MACON, Ga. — Mercer University’s Spencer B. King Jr. Center for Southern Studies will award the 2026 Thomas Robinson Prize for Southern Literature to poet and author Kevin Young. The prize will be presented Feb. 10 at 6:30 p.m. in the University’s Presidents Dining Room.
Widely regarded as one of the leading poets of his generation, Young is the poetry editor of The New Yorker, where he also hosts the poetry podcast, and he is Global Distinguished Professor in the New York University Creative Writing Program.
“In West African culture, a griot is a living archive, a person who maintains culture, history, and traditions through oral performance. Kevin Young is a griot for contemporary America,” said Dr. David A. Davis, chair of the Robinson Prize Committee. “His work as an editor, archivist and curator catalogs a rich tradition of African American culture, and his poems depict the pain and beauty of the Black experience in America.”

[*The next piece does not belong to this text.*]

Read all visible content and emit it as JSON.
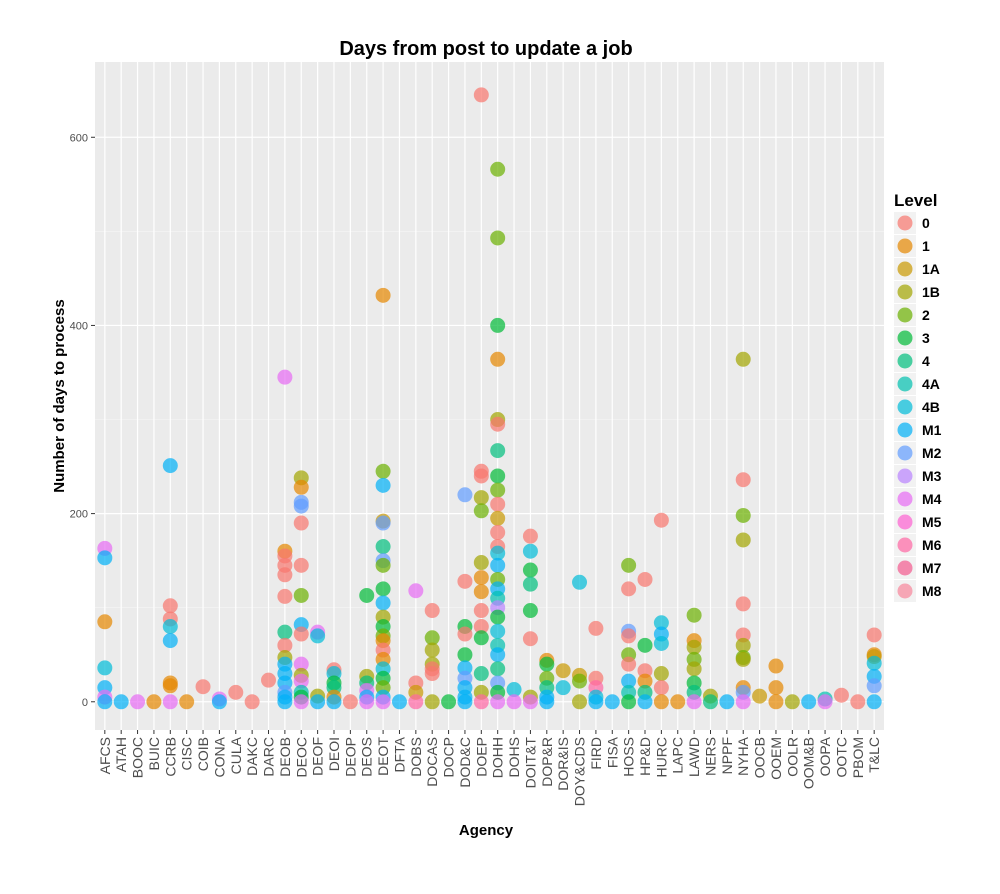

The Thomas Robinson Prize for Southern Literature recognizes writers who have engaged and extended the long, often complicated, tradition of writing about the South. The selection committee for the Robinson Prize includes Mercer professors, eminent scholars of Southern literature and members of the Macon community.
Young is renowned as a leading curator of African American literature and culture. He served as Curator of the Raymond Danowski Poetry Library — a 75,000-volume collection of rare and modern poetry housed at Emory University — from 2005-2016. He was the director of the Schomburg Center for Research in Black Culture, an 11-million-item collection of materials focused on African American, African Diasporic and African experiences, from 2008-2016. Additionally, he was Andrew W. Mellon Director of the Smithsonian’s National Museum of African American History and Culture, the world’s largest museum dedicated to African-American history and culture, from 2021-2025.
He is the author of sixteen books of poetry and prose, including Brown; Blue Laws: Selected & Uncollected Poems 1995-2015, longlisted for the National Book Award; Book of Hours, a finalist for the Kingsley Tufts Poetry Award and winner of the Lenore Marshall Prize for Poetry; and Stones, a Library Journal Top Ten poetry titles of 2021, and shortlisted for the T.S. Eliot Prize.

His collection Jelly Roll: A Blues was a finalist for both the National Book Award and the Los Angeles Times Book Prize. His book, Night Watch: Poems, was selected as both a New York Times Editor’s Choice and one of their Notable Books of 2025.
Young’s second nonfiction book, Bunk: The Rise of Hoaxes, Humbug, Plagiarists, Phonies, Post-Facts, and Fake News, won the Anisfield-Wolf Book Award in nonfiction, was a finalist for the National Book Critics Circle Award and the PEN/Jean Stein Book Award, was longlisted for the National Book Award, and was named a New York Times Notable Book, a New York Times Book Review Editors’ Choice, and a Best Book of 2017 by NPR, the Los Angeles Times, Dallas Morning News, Atlanta Journal-Constitution, Smithsonian, Vogue, Atlantic, Nylon, BuzzFeed, and Electric Literature.
Young’s previous nonfiction book, The Grey Album: On the Blackness of Blackness, won the Graywolf Press Nonfiction Prize and the PEN Open Book Award. It was also a New York Times Notable Book for 2012 and a finalist for the 2013 National Book Critics Circle Award for criticism. His children’s book Emile and the Field was one of the New York Times’ Best Children’s Books of 2022.
Young is a member of the American Academy of Arts and Sciences and was named a Chancellor of the Academy of American Poets in 2020. In 2021, he was voted into the American Academy of Arts and Letters and elected as a Fellow of the Society of American Historians. In 2024 he received the Harvard Arts Medal. In 2025, he was given an honorary Degree of Letters from Brown University.